Monday, June 10, 2013

Financial Independence Portfolio performance


Recently I stopped getting excited about size of my portfolio, but rather aim to focus on what is can generate for me in terms of dividends.  Now it is 3% annually. The funny thing is, even if the net worth goes up, the yield  is going down.

My understanding that with the bull market and funds are chasing performance, more and more companies are pulling out from TIPS (Treasury Inflation-Protected Securities) and putting money in the stock market.

The average yield on lowly rated corporate debt, or junk bonds, recently dipped below 5 per cent to a record low that is less than US Treasury bonds yielded in 2007.

I came to realize that for the financial independence size of the nest egg is of little importance.  Difference from a retirement portfolio is that I am not going to sell it to buy annuity.  For financial independence, the nest egg should be able to generate enough money to cover expenses and compensate for the inflation.  Inflation affects not only expenses but the principal (nest egg) as well.
For example:


Share price
Yield, %
Portfolio
Dividends
ExxonMobil
NYSE:XOM
$92.00
2.75%
$ 100 K
$2,750
Gazprom
OTCMKTS:OGZPY
$8.00
5.00%
$ 100 K
$5,000
Royal Dutch Shell
NYSE:RDS.A
$68.00
5.00 %
$ 100 K
$5,000
ConocoPhillips
NYSE:COP
$64.00
4.2%
$ 100 K
$4,200
Chevron
NYSE:CVX
$ 124.00
3.3%
$ 100 K
$3,300
Rosneft
OTCMKTS:OJSCY
$ 7.00
3.7%
$ 100 K
$3,700

In other words, you would need to invest 1.8 more in ExxonMobil than in Shell or Gazprom to get the same dividends. An open question is the risk estimation and its perception.

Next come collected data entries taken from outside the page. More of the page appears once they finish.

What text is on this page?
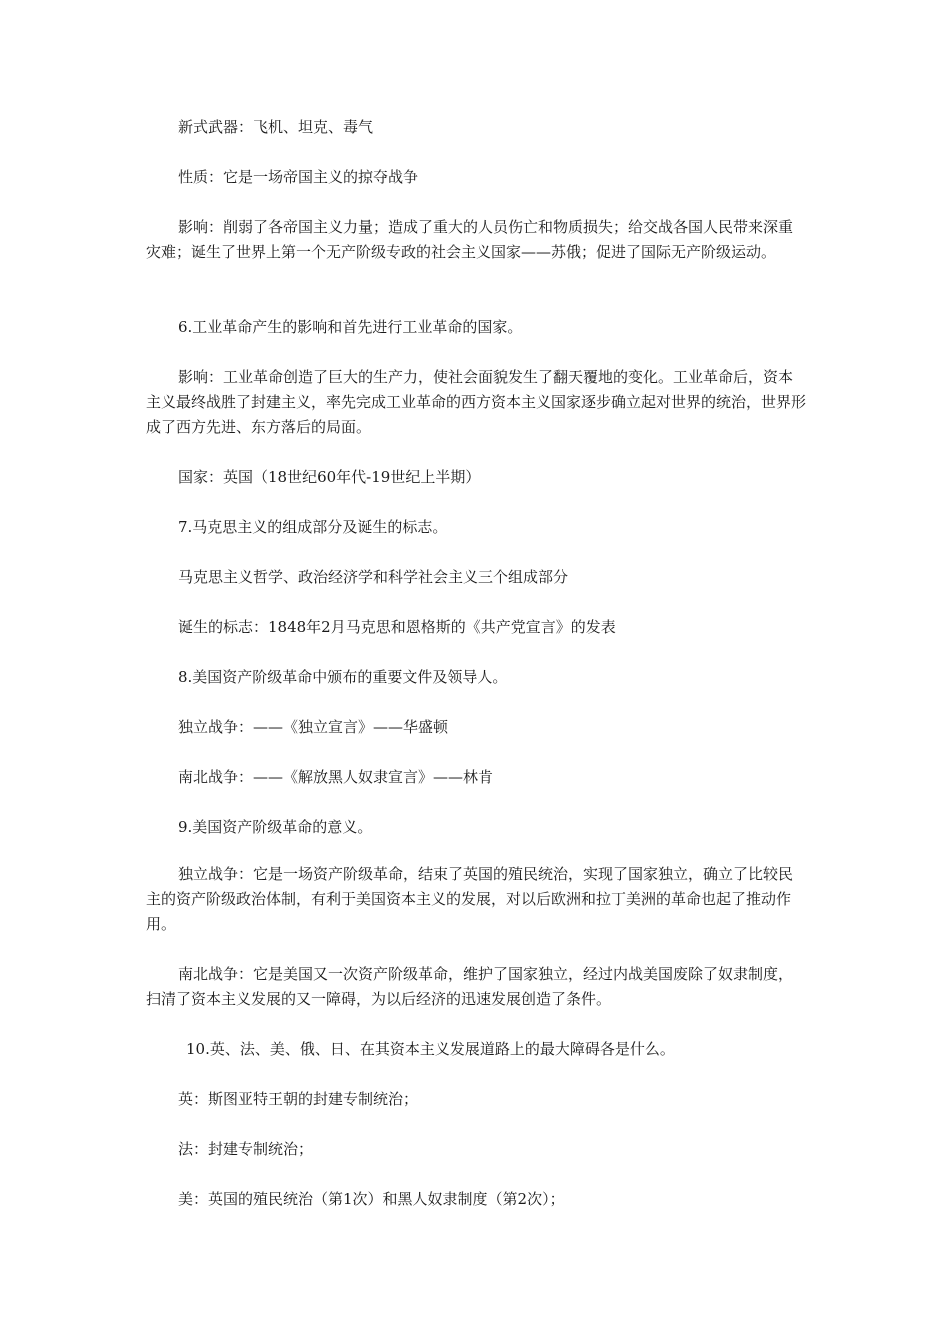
新式武器：飞机、坦克、毒气

性质：它是一场帝国主义的掠夺战争

影响：削弱了各帝国主义力量；造成了重大的人员伤亡和物质损失；给交战各国人民带来深重灾难；诞生了世界上第一个无产阶级专政的社会主义国家——苏俄；促进了国际无产阶级运动。

6.工业革命产生的影响和首先进行工业革命的国家。

影响：工业革命创造了巨大的生产力，使社会面貌发生了翻天覆地的变化。工业革命后，资本主义最终战胜了封建主义，率先完成工业革命的西方资本主义国家逐步确立起对世界的统治，世界形成了西方先进、东方落后的局面。

国家：英国（18世纪60年代-19世纪上半期）

7.马克思主义的组成部分及诞生的标志。

马克思主义哲学、政治经济学和科学社会主义三个组成部分

诞生的标志：1848年2月马克思和恩格斯的《共产党宣言》的发表

8.美国资产阶级革命中颁布的重要文件及领导人。

独立战争：——《独立宣言》——华盛顿

南北战争：——《解放黑人奴隶宣言》——林肯

9.美国资产阶级革命的意义。

独立战争：它是一场资产阶级革命，结束了英国的殖民统治，实现了国家独立，确立了比较民主的资产阶级政治体制，有利于美国资本主义的发展，对以后欧洲和拉丁美洲的革命也起了推动作用。

南北战争：它是美国又一次资产阶级革命，维护了国家独立，经过内战美国废除了奴隶制度，扫清了资本主义发展的又一障碍，为以后经济的迅速发展创造了条件。

10.英、法、美、俄、日、在其资本主义发展道路上的最大障碍各是什么。

英：斯图亚特王朝的封建专制统治；

法：封建专制统治；

美：英国的殖民统治（第1次）和黑人奴隶制度（第2次）；
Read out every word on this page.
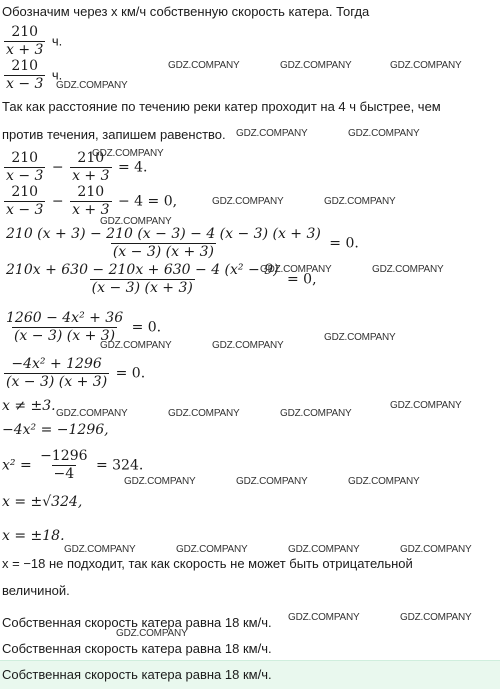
Обозначим через x км/ч собственную скорость катера. Тогда
$\frac{210}{x + 3} ч$.
$\frac{210}{x - 3} ч$.
Так как расстояние по течению реки катер проходит на 4 ч быстрее, чем
против течения, запишем равенство.
$\frac{210}{x - 3} - \frac{210}{x + 3} = 4$.
$\frac{210}{x - 3} - \frac{210}{x + 3} - 4 = 0$,
$\frac{210 (x + 3) - 210 (x - 3) - 4 (x - 3) (x + 3)}{(x - 3) (x + 3)} = 0$.
$\frac{\text{210x + 630 − 210x + 630 − 4 (x² − 9)}}{(x - 3) (x + 3)} = 0$,
$\frac{\text{1260 − 4x² + 36}}{(x - 3) (x + 3)} = 0$.
$\frac{\text{−4x² + 1296}}{(x - 3) (x + 3)} = 0$.
x ≠ ±3.
−4x² = −1296,
$x^2 = \frac{-1296}{-4} = 324$.
x = ±√324,
x = ±18.
x = −18 не подходит, так как скорость не может быть отрицательной
величиной.
Собственная скорость катера равна 18 км/ч.
Собственная скорость катера равна 18 км/ч.
Собственная скорость катера равна 18 км/ч.
GDZ.COMPANY	GDZ.COMPANY	GDZ.COMPANY
GDZ.COMPANY
GDZ.COMPANY	GDZ.COMPANY
GDZ.COMPANY
GDZ.COMPANY	GDZ.COMPANY
GDZ.COMPANY
GDZ.COMPANY	GDZ.COMPANY
GDZ.COMPANY
GDZ.COMPANY	GDZ.COMPANY
GDZ.COMPANY
GDZ.COMPANY	GDZ.COMPANY	GDZ.COMPANY
GDZ.COMPANY	GDZ.COMPANY	GDZ.COMPANY
GDZ.COMPANY	GDZ.COMPANY	GDZ.COMPANY	GDZ.COMPANY
GDZ.COMPANY	GDZ.COMPANY
GDZ.COMPANY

From this prospective, my current portfolio would only be able to cover about 10% of my annual expenses at the very best.  However, the principal will deteriorate at the inflation rate, then.

I am planning to invest $40 K in 2010 money annually; it would generate $1.2K a year, after taxes - $1 K a year. Unless I find a better source of income, the situation will hardly change. I would be lucky to get enough money for retirement to buy an annuity.

Why do I focus on dividend returns, rather than absolute (including stocks price appreciation)? Hope to see it through, after all. Perhaps I could find a way to reduce my living expenses one day.

Putting it in high-risk investments is not sustainable, as the word “risk” is there for a reason.

1 comment:

  1. When you list the dividends in a table like that, it shows the power of dividends! Those are some sweet numbers and if the stock price goes up, a nice bonus!